Piyama dilemparkan ke atas kepala Qi Daiyu.
“Kenakan pakaian, tidur.” Suaranya tegas.
Mengetahui dirinya tidak akan malu, Qi Daiyu senang, cepat-cepat mengenakan pakaian, mengelap wajah dengan sapu tangan, menyalakan lampu, dan dengan manis memberikan sebagian besar tempat tidur.
Ketika menutup mata, dia tiba-tiba sadar, eh? Meskipun prosesnya tidak sesuai bayangan, tapi tujuannya tercapai!
Qi Daiyu hampir tertawa.
Emosi naik turun, dia cepat merasa lelah, tidak lama kemudian tertidur, tanpa terganggu oleh orang di sampingnya.
Sedangkan Jiang Yuan, yang sebelumnya bernapas tenang dan hampir tertidur, tiba-tiba terasa ada kaki yang melingkari pinggangnya.
Dia tak percaya melihat wanita yang tertidur di samping.
Apakah Qi Jieyu dulu juga tidur seperti ini? Jiang Yuan mencoba mengingat.
Sudah agak lupa.
Tapi dia ingat, Qi Daiyu pernah terbaring di tempat tidur selama dua tahun. Mungkin karena dulu tidak bisa bergerak bebas, sekarang setelah sembuh dia malah mengejar kebebasan secara berlebihan?

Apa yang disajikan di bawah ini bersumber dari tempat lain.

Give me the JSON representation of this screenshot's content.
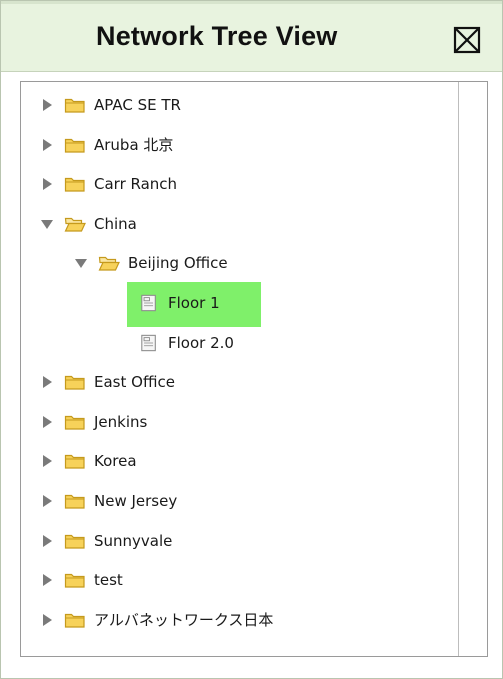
{
  "window": {
    "title": "Network Tree View"
  },
  "tree": {
    "items": [
      {
        "label": "APAC SE TR",
        "level": 0,
        "expanded": false,
        "type": "folder"
      },
      {
        "label": "Aruba 北京",
        "level": 0,
        "expanded": false,
        "type": "folder"
      },
      {
        "label": "Carr Ranch",
        "level": 0,
        "expanded": false,
        "type": "folder"
      },
      {
        "label": "China",
        "level": 0,
        "expanded": true,
        "type": "folder"
      },
      {
        "label": "Beijing Office",
        "level": 1,
        "expanded": true,
        "type": "folder"
      },
      {
        "label": "Floor 1",
        "level": 2,
        "type": "floor",
        "selected": true
      },
      {
        "label": "Floor 2.0",
        "level": 2,
        "type": "floor"
      },
      {
        "label": "East Office",
        "level": 0,
        "expanded": false,
        "type": "folder"
      },
      {
        "label": "Jenkins",
        "level": 0,
        "expanded": false,
        "type": "folder"
      },
      {
        "label": "Korea",
        "level": 0,
        "expanded": false,
        "type": "folder"
      },
      {
        "label": "New Jersey",
        "level": 0,
        "expanded": false,
        "type": "folder"
      },
      {
        "label": "Sunnyvale",
        "level": 0,
        "expanded": false,
        "type": "folder"
      },
      {
        "label": "test",
        "level": 0,
        "expanded": false,
        "type": "folder"
      },
      {
        "label": "アルバネットワークス日本",
        "level": 0,
        "expanded": false,
        "type": "folder"
      }
    ]
  },
  "colors": {
    "titlebar_bg": "#e8f3df",
    "selection": "#7ff06a",
    "folder_fill": "#f7d25a",
    "folder_stroke": "#c59a1d",
    "arrow": "#7a7a7a"
  },
  "icons": {
    "close": "close-box-icon",
    "collapsed": "triangle-right-icon",
    "expanded": "triangle-down-icon",
    "folder": "folder-icon",
    "folder_open": "folder-open-icon",
    "floor": "floor-plan-icon"
  }
}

Jiang Yuan merasa dugaan itu masuk akal.
Tapi seberapa pun masuk akal, posisi tidur seperti ini tidak sopan! Mana ada wanita tidur seperti ini!
Jiang Yuan menahan amarah, meletakkan kaki Qi Daiyu kembali.
Namun tak lama kemudian, tidak hanya kaki yang melingkari pinggangnya, tubuh bagian atas juga menempel erat, memeluknya erat.
Saat itu, Jiang Yuan tiba-tiba paham fungsi bantal besar itu.
Kulit hangat menempel erat, lembut tanpa tulang, seperti ada aroma halus. Tangan yang tak berdaya melingkari pinggang wanita itu terasa hangat.
Jiang Yuan merasakan perubahan tubuhnya.
Dengan gigi gemeretak, mulai sekarang, meski demi menghormati Ratu, dia tidak akan menginjakkan kaki lagi di Kediaman Yanqing!